A ‘gender health gap’ persists in the UK, with analysis finding that women are less likely than men to receive ‘proper’ health monitoring and treatment.
Medical negligence solicitors Bolt Burdon Kemp analysed a variety of metrics from publicly-available health data from the NHS and the Office for National Statistics among others to determine the extent to which women suffer a disadvantage.
It found that although fewer women than men get cancer, the cancer mortality rate has not improved for women at the same rate as it has for men. From 2009 to 2019, the rate of cancer death was 12.5% less for men while women only saw a decrease of 9.3%.
Women also struggle more than men to receive the advice they need from a medical professional about a reproductive health issue. Bolt Burdon Kemp’s survey of 2,000 people in the UK found that women are more likely than men to go back to the doctor once or twice for a reproductive issue because it wasn’t resolved in the first visit (34% of women, 24% of men), as well as being more likely to stop seeking treatment because their issue remained unresolved (22% women, 18% men).
There is also a significant difference in the rate of common mental health issues diagnosed among men and women. Analysis of data from the Women’s Mental Health Taskforce report showed nearly 19% of women have a common mental health condition such as depression or anxiety compared to 12% of men. The difference is even starker for young people, as 26% of young women have a common mental issue versus 9.1% of young men.
Bolt Burdon Kemp created a ranking system, taking into account 17 health metrics as well as life expectancy, in order to calculate the “gender health gap”.
Out of a possible overall score of 170, men scored 110 while women scored 60. This is despite life expectancy at birth being 83.1 years for women and 79.4 years for men.
Hannah Travis, an associate in the medical negligence team at Bolt Burdon Kemp, said it was alarming that women “are clearly facing significantly reduced quality of healthcare compared to men”.
“Mistakes made in women’s healthcare could be disastrous. This survey uncovers that women are more likely than men to stop seeking medical treatment even if their issues have not been resolved.
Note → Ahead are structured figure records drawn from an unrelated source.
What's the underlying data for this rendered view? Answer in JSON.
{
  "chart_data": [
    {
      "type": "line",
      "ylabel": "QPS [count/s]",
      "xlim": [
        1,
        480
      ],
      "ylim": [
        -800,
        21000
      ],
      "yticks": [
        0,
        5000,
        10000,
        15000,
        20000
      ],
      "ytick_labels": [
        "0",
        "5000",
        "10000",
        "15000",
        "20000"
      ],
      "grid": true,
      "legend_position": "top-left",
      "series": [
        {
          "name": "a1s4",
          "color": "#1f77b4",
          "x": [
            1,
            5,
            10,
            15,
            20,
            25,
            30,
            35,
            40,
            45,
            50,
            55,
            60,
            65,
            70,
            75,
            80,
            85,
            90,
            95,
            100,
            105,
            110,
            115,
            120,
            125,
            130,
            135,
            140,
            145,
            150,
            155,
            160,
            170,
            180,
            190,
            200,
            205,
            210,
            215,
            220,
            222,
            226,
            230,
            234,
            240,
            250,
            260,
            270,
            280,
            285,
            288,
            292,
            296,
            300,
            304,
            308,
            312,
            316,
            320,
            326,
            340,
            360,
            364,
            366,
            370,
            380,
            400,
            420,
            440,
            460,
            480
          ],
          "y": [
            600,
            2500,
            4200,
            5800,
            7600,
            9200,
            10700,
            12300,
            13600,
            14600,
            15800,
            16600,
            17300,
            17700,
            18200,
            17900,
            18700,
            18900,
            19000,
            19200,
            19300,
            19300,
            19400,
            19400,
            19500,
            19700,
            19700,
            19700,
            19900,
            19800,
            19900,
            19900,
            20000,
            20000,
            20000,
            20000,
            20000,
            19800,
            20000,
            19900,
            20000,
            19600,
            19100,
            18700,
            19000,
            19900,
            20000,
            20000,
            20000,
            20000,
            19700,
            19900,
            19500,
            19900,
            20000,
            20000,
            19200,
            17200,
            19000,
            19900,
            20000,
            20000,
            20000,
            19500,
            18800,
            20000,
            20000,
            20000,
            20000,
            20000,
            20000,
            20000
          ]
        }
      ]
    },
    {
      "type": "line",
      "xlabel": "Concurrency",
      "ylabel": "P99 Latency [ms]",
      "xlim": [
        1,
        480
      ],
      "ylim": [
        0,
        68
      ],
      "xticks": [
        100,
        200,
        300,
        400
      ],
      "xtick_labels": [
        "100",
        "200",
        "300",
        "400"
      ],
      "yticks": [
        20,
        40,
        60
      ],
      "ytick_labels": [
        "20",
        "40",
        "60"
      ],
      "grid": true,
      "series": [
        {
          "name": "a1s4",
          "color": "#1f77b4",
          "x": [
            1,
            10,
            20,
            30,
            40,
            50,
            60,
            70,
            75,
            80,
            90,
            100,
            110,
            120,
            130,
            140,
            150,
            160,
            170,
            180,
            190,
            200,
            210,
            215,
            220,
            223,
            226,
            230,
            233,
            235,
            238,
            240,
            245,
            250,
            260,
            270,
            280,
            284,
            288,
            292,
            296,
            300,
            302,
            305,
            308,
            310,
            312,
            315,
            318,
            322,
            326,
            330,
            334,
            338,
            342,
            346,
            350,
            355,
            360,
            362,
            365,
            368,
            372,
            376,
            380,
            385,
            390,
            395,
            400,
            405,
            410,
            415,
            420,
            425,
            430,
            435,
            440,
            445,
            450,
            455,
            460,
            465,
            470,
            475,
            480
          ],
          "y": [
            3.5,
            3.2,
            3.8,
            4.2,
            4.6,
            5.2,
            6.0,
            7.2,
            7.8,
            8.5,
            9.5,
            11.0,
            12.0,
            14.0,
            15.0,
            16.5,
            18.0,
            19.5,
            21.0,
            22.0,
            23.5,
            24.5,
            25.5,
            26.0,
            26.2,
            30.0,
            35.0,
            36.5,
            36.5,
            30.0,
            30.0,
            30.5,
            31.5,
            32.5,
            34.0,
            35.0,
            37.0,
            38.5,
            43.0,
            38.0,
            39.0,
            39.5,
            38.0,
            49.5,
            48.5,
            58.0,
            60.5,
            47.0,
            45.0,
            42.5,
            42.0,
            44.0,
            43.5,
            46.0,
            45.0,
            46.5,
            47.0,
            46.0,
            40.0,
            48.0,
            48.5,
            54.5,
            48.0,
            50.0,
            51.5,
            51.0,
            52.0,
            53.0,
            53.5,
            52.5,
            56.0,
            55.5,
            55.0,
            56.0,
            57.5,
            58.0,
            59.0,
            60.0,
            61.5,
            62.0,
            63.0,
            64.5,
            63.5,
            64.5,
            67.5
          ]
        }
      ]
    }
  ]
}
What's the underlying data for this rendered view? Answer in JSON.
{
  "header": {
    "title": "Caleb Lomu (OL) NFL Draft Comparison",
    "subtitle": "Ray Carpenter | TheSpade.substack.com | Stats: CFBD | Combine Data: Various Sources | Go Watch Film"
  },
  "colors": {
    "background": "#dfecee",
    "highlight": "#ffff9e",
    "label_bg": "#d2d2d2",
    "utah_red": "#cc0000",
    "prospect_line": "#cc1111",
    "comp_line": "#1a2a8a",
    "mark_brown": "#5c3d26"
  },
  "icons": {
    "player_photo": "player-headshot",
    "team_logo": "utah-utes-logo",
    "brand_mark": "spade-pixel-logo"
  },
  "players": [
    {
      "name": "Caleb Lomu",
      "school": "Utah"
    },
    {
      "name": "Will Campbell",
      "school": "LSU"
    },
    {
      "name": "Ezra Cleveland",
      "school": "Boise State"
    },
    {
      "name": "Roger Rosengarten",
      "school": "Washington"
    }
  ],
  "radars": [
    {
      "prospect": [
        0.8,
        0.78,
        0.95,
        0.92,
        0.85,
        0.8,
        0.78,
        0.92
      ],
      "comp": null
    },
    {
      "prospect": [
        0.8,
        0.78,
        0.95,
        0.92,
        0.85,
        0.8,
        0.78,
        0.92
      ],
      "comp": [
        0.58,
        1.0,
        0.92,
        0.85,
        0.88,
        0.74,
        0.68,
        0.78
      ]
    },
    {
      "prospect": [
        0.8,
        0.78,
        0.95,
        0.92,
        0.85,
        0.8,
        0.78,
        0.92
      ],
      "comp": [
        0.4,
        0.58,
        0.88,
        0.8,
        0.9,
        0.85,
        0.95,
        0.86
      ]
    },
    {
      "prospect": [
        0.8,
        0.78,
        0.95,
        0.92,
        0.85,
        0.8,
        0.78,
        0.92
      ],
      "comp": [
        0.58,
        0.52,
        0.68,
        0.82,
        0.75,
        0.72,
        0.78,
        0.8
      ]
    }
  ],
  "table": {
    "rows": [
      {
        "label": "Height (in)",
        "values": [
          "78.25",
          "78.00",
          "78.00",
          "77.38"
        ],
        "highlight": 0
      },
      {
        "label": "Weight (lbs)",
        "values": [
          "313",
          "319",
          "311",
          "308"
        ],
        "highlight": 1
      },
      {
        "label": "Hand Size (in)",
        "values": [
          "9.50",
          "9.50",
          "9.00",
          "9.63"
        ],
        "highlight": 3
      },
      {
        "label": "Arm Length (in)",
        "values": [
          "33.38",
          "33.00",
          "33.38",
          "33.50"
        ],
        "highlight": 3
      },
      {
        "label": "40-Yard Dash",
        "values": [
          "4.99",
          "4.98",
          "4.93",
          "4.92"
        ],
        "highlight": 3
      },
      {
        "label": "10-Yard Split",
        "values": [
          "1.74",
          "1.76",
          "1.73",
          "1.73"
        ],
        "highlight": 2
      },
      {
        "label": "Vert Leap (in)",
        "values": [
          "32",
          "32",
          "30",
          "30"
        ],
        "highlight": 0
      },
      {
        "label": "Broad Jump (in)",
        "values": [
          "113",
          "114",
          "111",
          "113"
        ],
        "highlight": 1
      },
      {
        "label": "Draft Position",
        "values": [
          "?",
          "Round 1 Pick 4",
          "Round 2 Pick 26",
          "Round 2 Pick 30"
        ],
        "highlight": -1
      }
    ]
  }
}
Getting adequate, in-depth care from doctors that leaves women feeling reassured is paramount to women’s health and wellbeing,” she said.
In its response to the government’s women’s health strategy consultation, the law firm said it was important to “place women’s voices at the centre of their healthcare”.
“They do not feel listened to, with sometimes devastating outcomes as a result. We highlighted that better training and education within the medical profession would result in better outcomes for women, with earlier diagnoses,” said Travis.
“We hope that the enquiry results are being heard loud and clear and definitive action being taken. More will need to be invested in women’s health before these worrying statistics improve.”